Le Cath. Une chose bien certaine, c'est que si tous les catholiques avaient embrassé ou embrassaient le protestantisme, tous les chrétiens seraient aussi unis que le sont les protestants qui, très-probablement pour prouver leur merveilleuse unité, se sont divisés en luthériens, zwingliens, calvinistes, anglicans, presbytériens, anabaptistes, etc., etc., et en mille autres sectes, ignorées de vous peut-être, mais qui n'existent pas moins, et se multiplient chaque jour, surtout en Angleterre et dans les Etats-Unis.
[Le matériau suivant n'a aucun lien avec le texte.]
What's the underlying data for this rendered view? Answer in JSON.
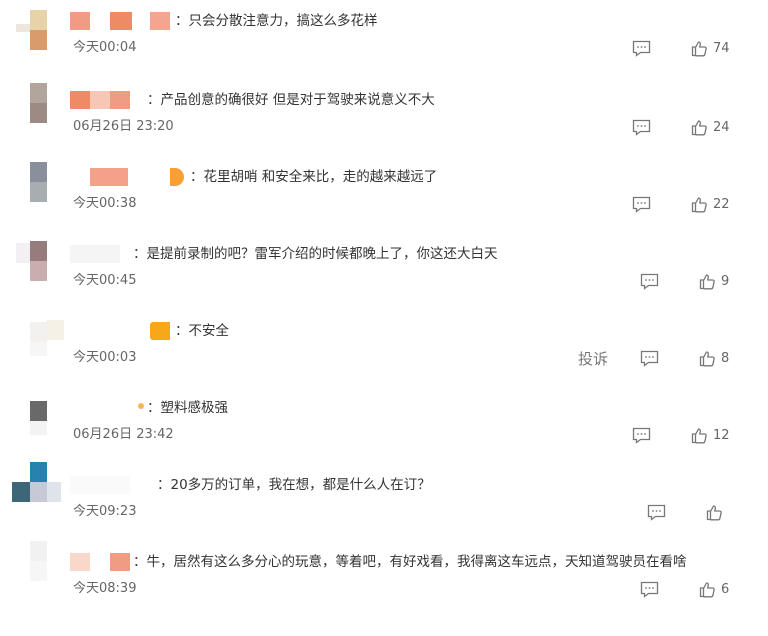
{
  "comments": [
    {
      "text": "：只会分散注意力，搞这么多花样",
      "time": "今天00:04",
      "likes": "74"
    },
    {
      "text": "：产品创意的确很好 但是对于驾驶来说意义不大",
      "time": "06月26日 23:20",
      "likes": "24"
    },
    {
      "text": "：花里胡哨 和安全来比，走的越来越远了",
      "time": "今天00:38",
      "likes": "22"
    },
    {
      "text": "：是提前录制的吧？雷军介绍的时候都晚上了，你这还大白天",
      "time": "今天00:45",
      "likes": "9"
    },
    {
      "text": "：不安全",
      "time": "今天00:03",
      "likes": "8",
      "report_label": "投诉"
    },
    {
      "text": "：塑料感极强",
      "time": "06月26日 23:42",
      "likes": "12"
    },
    {
      "text": "：20多万的订单，我在想，都是什么人在订？",
      "time": "今天09:23",
      "likes": ""
    },
    {
      "text": "：牛，居然有这么多分心的玩意，等着吧，有好戏看，我得离这车远点，天知道驾驶员在看啥",
      "time": "今天08:39",
      "likes": "6"
    }
  ],
  "icons": {
    "comment": "comment-icon",
    "like": "thumbs-up-icon"
  },
  "colors": {
    "muted_text": "#666666",
    "icon": "#777777"
  }
}
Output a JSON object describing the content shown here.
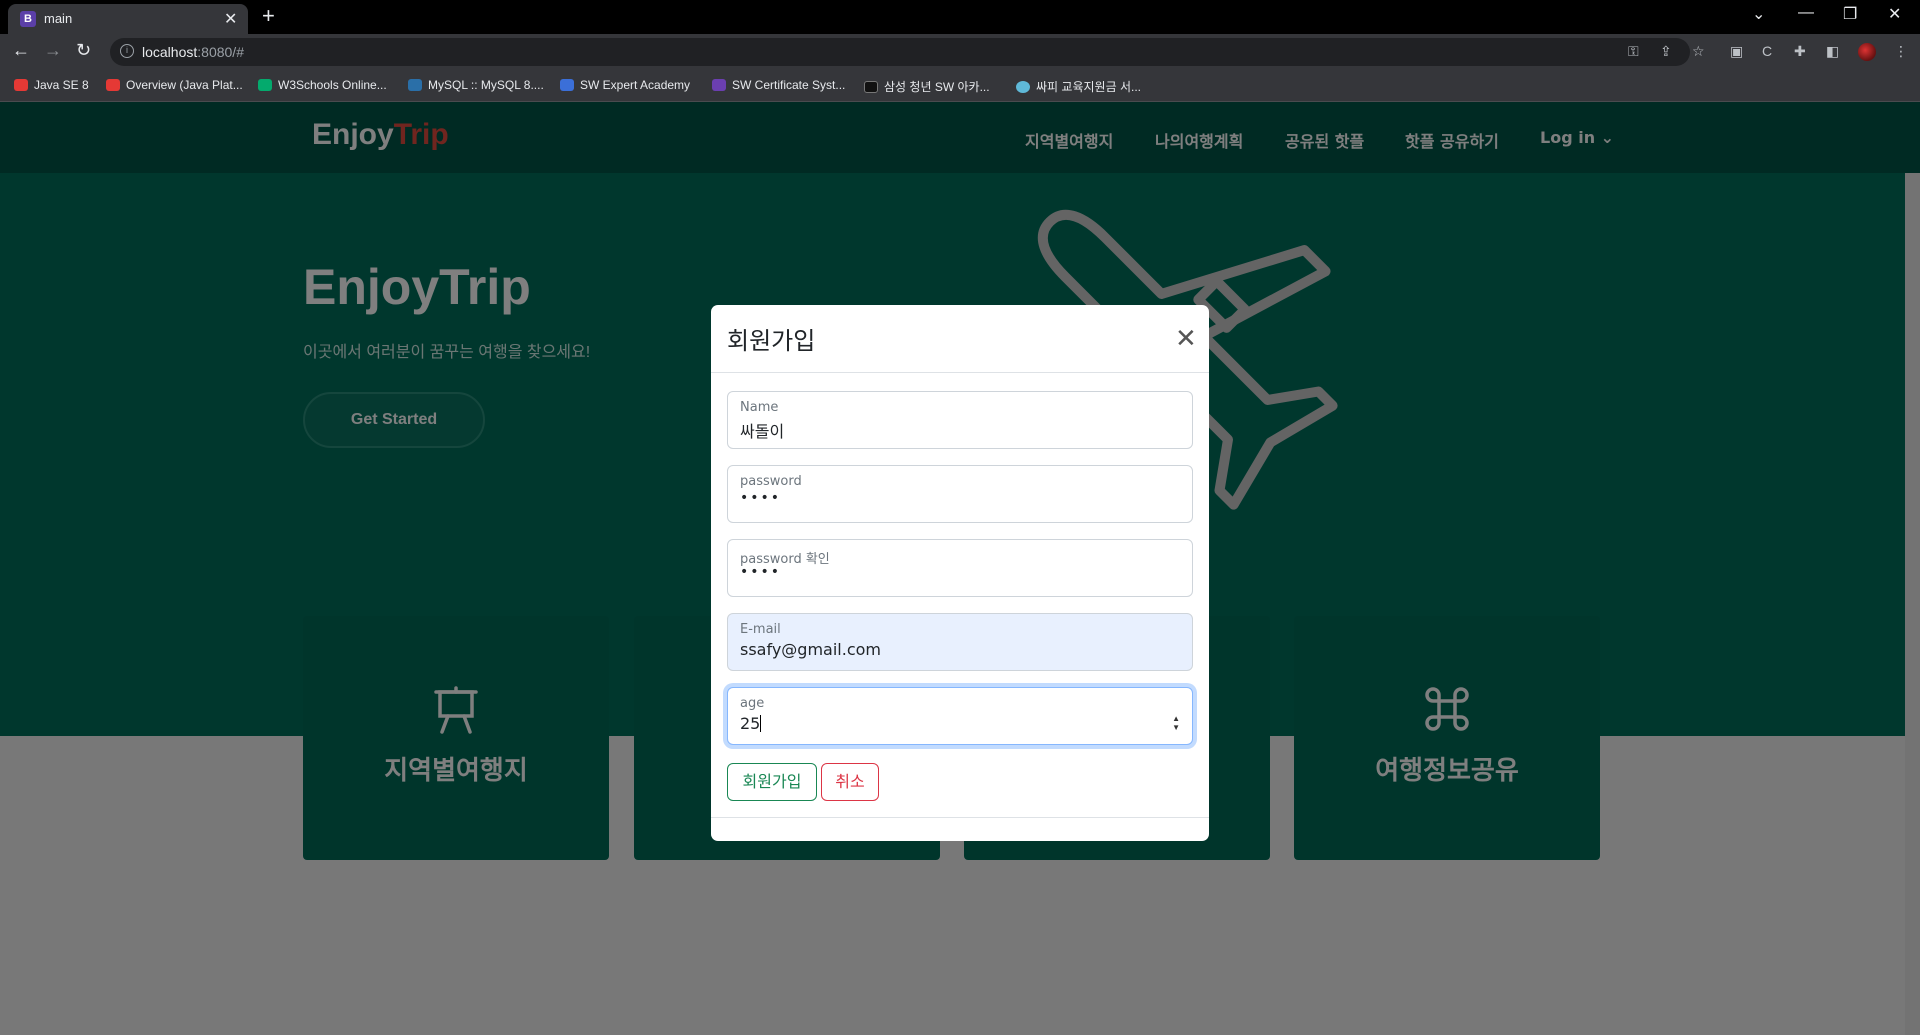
{
  "browser": {
    "tab_title": "main",
    "tab_favicon": "B",
    "url_host": "localhost",
    "url_rest": ":8080/#",
    "bookmarks": [
      {
        "label": "Java SE 8",
        "color": "#e53935"
      },
      {
        "label": "Overview (Java Plat...",
        "color": "#e53935"
      },
      {
        "label": "W3Schools Online...",
        "color": "#04aa6d"
      },
      {
        "label": "MySQL :: MySQL 8....",
        "color": "#2a6fa8"
      },
      {
        "label": "SW Expert Academy",
        "color": "#3b6fd8"
      },
      {
        "label": "SW Certificate Syst...",
        "color": "#6b3fb0"
      },
      {
        "label": "삼성 청년 SW 아카...",
        "color": "#111111"
      },
      {
        "label": "싸피 교육지원금 서...",
        "color": "#5fb9d8"
      }
    ]
  },
  "site": {
    "logo_enjoy": "Enjoy",
    "logo_trip": "Trip",
    "nav": [
      "지역별여행지",
      "나의여행계획",
      "공유된 핫플",
      "핫플 공유하기",
      "Log in ⌄"
    ],
    "hero_title": "EnjoyTrip",
    "hero_subtitle": "이곳에서 여러분이 꿈꾸는 여행을 찾으세요!",
    "hero_button": "Get Started",
    "cards": [
      "지역별여행지",
      "",
      "",
      "여행정보공유"
    ],
    "colors": {
      "hero": "#016e5b",
      "navbar": "#015546",
      "logo_trip": "#e04b3f"
    }
  },
  "modal": {
    "title": "회원가입",
    "fields": [
      {
        "label": "Name",
        "value": "싸돌이"
      },
      {
        "label": "password",
        "value": "••••"
      },
      {
        "label": "password 확인",
        "value": "••••"
      },
      {
        "label": "E-mail",
        "value": "ssafy@gmail.com"
      },
      {
        "label": "age",
        "value": "25"
      }
    ],
    "submit_label": "회원가입",
    "cancel_label": "취소"
  }
}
Toutefois, on ne saurait encore que très-imparfaitement combien peu l'unité de foi existe parmi les protestants, si on s'arrêtait à ces différences patentes, nées de cette grande diversité de sectes, ayant chacune leurs symboles, leurs principes, leurs cérémonies et leurs temples particuliers. Ceux qui sont membres de la même secte, qui vont

dans les mêmes temples, ne s'accordent pas entr'eux pour cela. Ceux qui s'occupent le plus de la Religion, les docteurs et les ministres, sont divisés sur tous les points. Les uns admettent, d'autres rejettent certaines parties de l'Ecriture sainte; les uns soutiennent qu'on doit croire tout ce qui est sorti de la bouche de Jésus-Christ et des Apôtres, les autres prétendent qu'il faut distinguer entre ce que Jésus-Christ a dit pour tous les temps et ce qu'il n'a dit que pour son siècle, et que les Apôtres n'étaient pas exempts d'erreurs et de préjugés. Les uns confessent, d'autres nient la divinité de Jésus-Christ. Les uns reconnaissent ses miracles, les autres les expliquent naturellement. Les uns disent que la foi sauve sans les œuvres, les autres que les œuvres sauvent sans la foi. Les uns croient la résurrection des corps, les autres n'admettent que l'immortalité des âmes. Les uns nous font espérer que nous retrouverons nos amis après la mort, les autres regardent cette espérance comme une chimère. Les uns enseignent des peines éternelles, les autres des peines purement temporaires et correctionnelles. Quelques-uns n'admettent pas même que nous conservions, après la mort, le souvenir de notre vie sur la terre, et croient la préexistence des âmes. Enfin, des protestants eux-mêmes sont allés jusqu'à dire qu'il est difficile de trouver deux ministres qui s'accordent sur tous les points.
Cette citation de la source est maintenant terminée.